A couple of athletes fought it out for the French premiership last week. Jacques Chaban-Delmas, the incumbent Prime Minister, lost in the political sweepstakes to rival Pierre Messmer. But physical fitness could not have lost. A former rugby player for France, Chaban-Delmas works out three times a week with runner Michel Jazy's trainers, plays championship tennis and respectable golf. The new prime minister is a yachtsman, a hunter and a man who keeps in shape by playing tennis, running—and jumping flower beds at the war ministry.

Consumer advocate Ralph Nader has returned from Australia, where he took up the cause of the kangaroo. Sort of. "The threatened extinction of kangaroos is of worldwide interest," said the crusader on his arrival at Sydney. It was apparently the last reference he made to the matter—perhaps because he found out that although some smaller species of the animal are near extinction, the big reds and grays that are killed for pet food and hides are not disappearing—yet—in places like New South Wales. Nader also got his digs in at the Australian auto industry, which is supposedly five years behind the U.S. in safety standards. Prime Minister Billy McMahon took a dim view of Nader's raid, which netted pledges of $20,000 (Australian) for the cause. "He's a judge of Australia after about 24 hours in the country," said the P.M. "A professional pot stirrer."

Did you ever have one of those weeks when everything goes wrong? A few days after Mike and Jerry Quarry lost their fights to Bob Foster and Muhammad Ali in Las Vegas, their mother, Arawanda Quarry, had a fiat tire on the family's mobile home. A fire broke out and quickly consumed the entire vehicle, destroying, among other things, $2,500 worth of boxing gear.

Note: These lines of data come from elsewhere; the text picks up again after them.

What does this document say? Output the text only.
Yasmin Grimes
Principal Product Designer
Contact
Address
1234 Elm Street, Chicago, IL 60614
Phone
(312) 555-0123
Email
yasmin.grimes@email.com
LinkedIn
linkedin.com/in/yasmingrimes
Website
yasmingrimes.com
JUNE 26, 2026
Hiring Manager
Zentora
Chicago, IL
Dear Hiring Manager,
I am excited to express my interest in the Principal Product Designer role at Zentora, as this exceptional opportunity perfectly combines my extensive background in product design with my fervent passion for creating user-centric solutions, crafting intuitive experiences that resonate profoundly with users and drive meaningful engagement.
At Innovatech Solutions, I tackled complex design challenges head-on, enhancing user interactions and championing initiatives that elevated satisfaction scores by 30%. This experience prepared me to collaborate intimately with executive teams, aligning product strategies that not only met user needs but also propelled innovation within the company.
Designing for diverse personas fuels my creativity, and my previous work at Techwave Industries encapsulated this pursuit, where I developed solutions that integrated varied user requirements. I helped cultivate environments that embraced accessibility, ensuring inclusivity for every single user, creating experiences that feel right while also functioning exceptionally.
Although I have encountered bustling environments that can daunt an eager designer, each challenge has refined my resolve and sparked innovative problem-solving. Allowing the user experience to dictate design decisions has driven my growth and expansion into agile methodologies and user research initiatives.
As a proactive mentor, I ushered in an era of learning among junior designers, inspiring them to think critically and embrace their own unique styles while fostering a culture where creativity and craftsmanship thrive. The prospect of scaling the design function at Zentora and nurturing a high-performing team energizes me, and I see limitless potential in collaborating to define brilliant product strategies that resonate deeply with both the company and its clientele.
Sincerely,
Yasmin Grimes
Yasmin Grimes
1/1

Brazilian soccer star Pelé, who is on another farewell tour with the Santos team, hit San Francisco last week and delivered a pointed remark concerning Bobby Hull's $2.5 million leap to the World Hockey Association. "He made the biggest mistake of his career," said Pelé, whose income is estimated at $60,000 per month tax free. "If I had been Hull I would have asked for twice as much."

Call it the Great Kool-Aid Konservation Kontroversy. General Foods Corp., which makes the powdered soft drink, thought it would be dandy to include a small bookmark on the back of its packages. One of them had a Daniel Boone-type character urging the kids to "stop hunting." What that was supposed to mean, says General Foods Executive Richard A. Aszling, was "stop hunting for your place in the book." Get it? Well, hunting enthusiasts apparently did not, because shortly after the packages hit the market, the company began to get protests against its antisportsman campaign. "Nothing could have been further from our minds," Aszling said. But that still left the question of what to do about all those unsold packages.

Some years ago British Racing Writer John Hislop and his wife Jean scraped together enough money to go into the horse-breeding business. Their successes were as modest as their income until four years ago, when they produced a foal named Brigadier Gerard. Last week Hislop disclosed in England's Observer Review that he has been offered $610,000 for his superhorse, which is undefeated in 14 races, including a three-length victory over Mill Reef in last year's Two Thousand Guineas. Now, Hislop adds, he could probably get "anything my wife and I cared to ask" in America, but he has no plans to sell. Instead, the horse will be retired to stud at the end of the season.